К первой категории относят одежду и элементы украшений на одежде,
ювелирные изделия на теле и одежде, прическу, действия, связанные с
отращиванием или удалением волосяного покрова на теле и лице, лаковое
покрытие и/или ювелирное украшение зубов.
Ко второй категории относят методы, с помощью которых осуществляются
неудалимые и невосстанавливаемые изменения на теле. Обычно эти методы
называют искажением тела. Сюда относят искажения черепа, перфорацию губ,
носа и ушей, удаление или затачивание отдельных зубов, а также такие
операции на теле, какими являются различные формы обрезания мужского
полового органа (циркумцизия, эксцизия, инцизия, субинцизия) и женская
клитородектомия (частичное или полное удаление клитора). Широко
распространенными формами искажения тела являются методы изменения кожного
покрова, которые обобщенно называют татуировкой.

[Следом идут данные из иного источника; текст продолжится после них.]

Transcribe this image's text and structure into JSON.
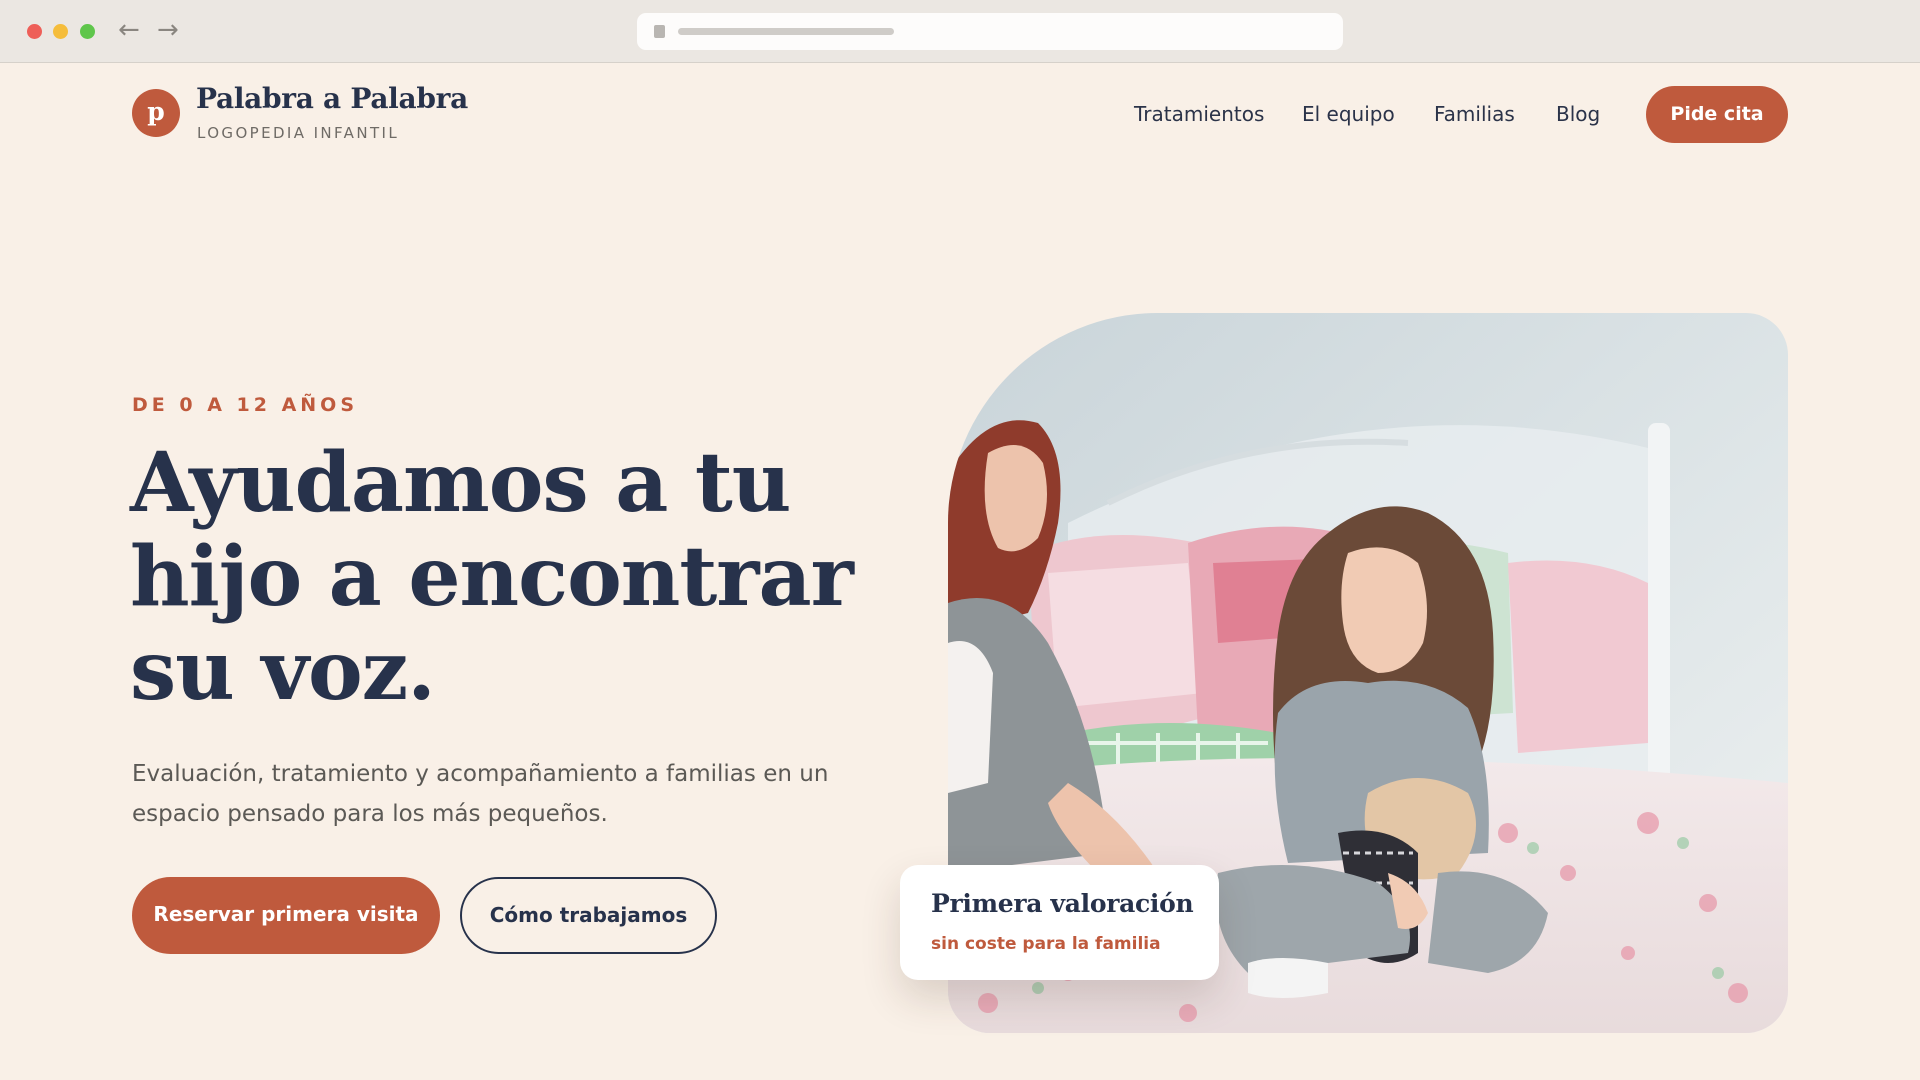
{
  "header": {
    "logo_letter": "p",
    "brand_name": "Palabra a Palabra",
    "brand_tagline": "LOGOPEDIA INFANTIL",
    "nav": [
      "Tratamientos",
      "El equipo",
      "Familias",
      "Blog"
    ],
    "cta_label": "Pide cita"
  },
  "hero": {
    "eyebrow": "DE 0 A 12 AÑOS",
    "title_lines": [
      "Ayudamos a tu",
      "hijo a encontrar",
      "su voz."
    ],
    "description": "Evaluación, tratamiento y acompañamiento a familias en un espacio pensado para los más pequeños.",
    "primary_button": "Reservar primera visita",
    "secondary_button": "Cómo trabajamos"
  },
  "card": {
    "title": "Primera valoración",
    "subtitle": "sin coste para la familia"
  },
  "colors": {
    "accent": "#bf5a3d",
    "navy": "#27324b",
    "background": "#f9f0e7"
  },
  "icons": {
    "back": "arrow-left-icon",
    "forward": "arrow-right-icon",
    "lock": "lock-icon"
  }
}
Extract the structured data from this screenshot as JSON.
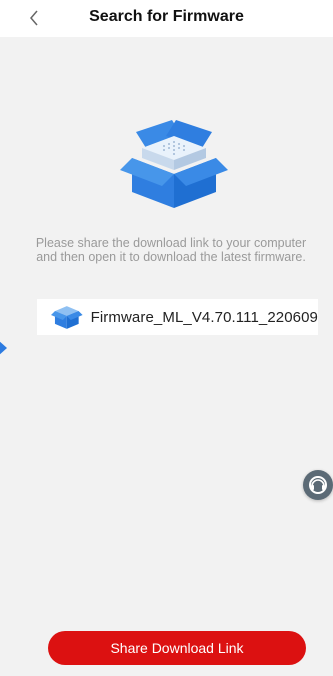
{
  "header": {
    "title": "Search for Firmware",
    "back_icon": "chevron-left-icon"
  },
  "main": {
    "hero_icon": "firmware-box-icon",
    "description": "Please share the download link to your computer and then open it to download the latest firmware.",
    "file": {
      "icon": "firmware-box-icon",
      "name": "Firmware_ML_V4.70.111_220609"
    }
  },
  "floating": {
    "icon": "support-headset-icon"
  },
  "footer": {
    "share_label": "Share Download Link"
  },
  "colors": {
    "accent": "#dc1111",
    "background": "#f2f2f2",
    "box_blue": "#2f7ee0"
  }
}
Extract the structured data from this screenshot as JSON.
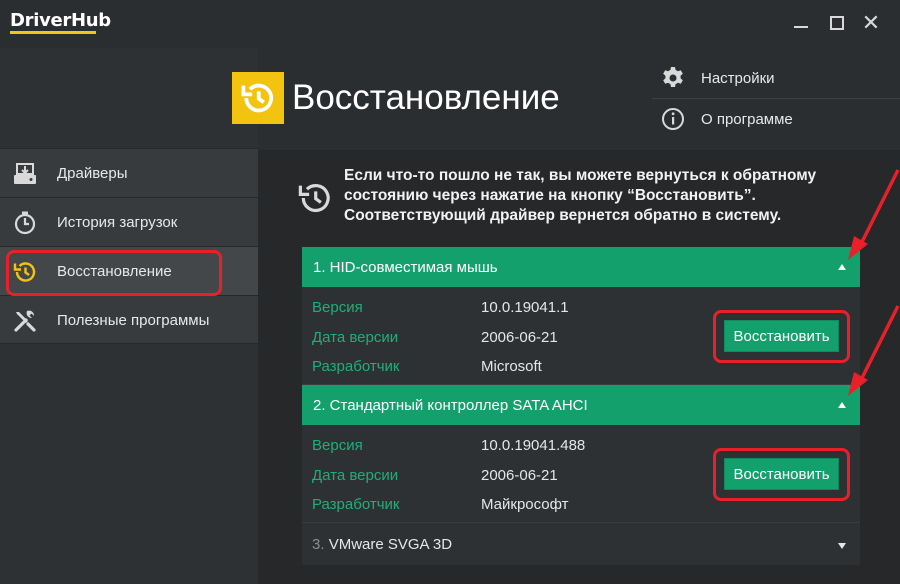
{
  "app": {
    "logo": "DriverHub"
  },
  "window_controls": {
    "minimize": "minimize",
    "maximize": "maximize",
    "close": "✕"
  },
  "top_menu": [
    {
      "label": "Настройки",
      "icon": "gear-icon"
    },
    {
      "label": "О программе",
      "icon": "info-icon"
    }
  ],
  "header": {
    "title": "Восстановление",
    "icon": "restore-history-icon"
  },
  "sidebar": {
    "items": [
      {
        "label": "Драйверы",
        "icon": "drive-icon"
      },
      {
        "label": "История загрузок",
        "icon": "stopwatch-icon"
      },
      {
        "label": "Восстановление",
        "icon": "restore-history-icon",
        "active": true
      },
      {
        "label": "Полезные программы",
        "icon": "tools-icon"
      }
    ]
  },
  "info": {
    "text_line1": "Если что-то пошло не так, вы можете вернуться к обратному",
    "text_line2": "состоянию через нажатие на кнопку “Восстановить”.",
    "text_line3": "Соответствующий драйвер вернется обратно в систему."
  },
  "drivers": [
    {
      "title": "1. HID-совместимая мышь",
      "version_label": "Версия",
      "version": "10.0.19041.1",
      "date_label": "Дата версии",
      "date": "2006-06-21",
      "dev_label": "Разработчик",
      "dev": "Microsoft",
      "button": "Восстановить"
    },
    {
      "title": "2. Стандартный контроллер SATA AHCI",
      "version_label": "Версия",
      "version": "10.0.19041.488",
      "date_label": "Дата версии",
      "date": "2006-06-21",
      "dev_label": "Разработчик",
      "dev": "Майкрософт",
      "button": "Восстановить"
    },
    {
      "num": "3.",
      "name": "VMware SVGA 3D"
    }
  ],
  "colors": {
    "accent_green": "#14a06d",
    "label_green": "#1fae78",
    "yellow": "#f2c30f",
    "highlight_red": "#e8202a"
  }
}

Само слово введено в европейские языки Куком, вернувшимся из Океании
(1768-1771 гг.), где тот впервые встретился с этим обычаем на острове Таити
в 1769 году, там это называлось "татау". Дальнейшие исторические сведения не
важны, следует лишь знать, что существуют три техники татуировки: точечная,
или пунктирная, рубцовая и шовная. Точечная, или пунктирная наиболее,
видимо, известна читателю-европейцу. Техника рубцовой связана с образованием
келлоидной ткани в результате заживления прижиганий, надрезов и пр.; она, то
есть, рельефна. Суть шовной состоит в том, что под кожный надрез с помощью
тонкого острого предмета продергивается крашеная нить. Фирма, отметим сразу,
практиковала только пунктирную татуировку.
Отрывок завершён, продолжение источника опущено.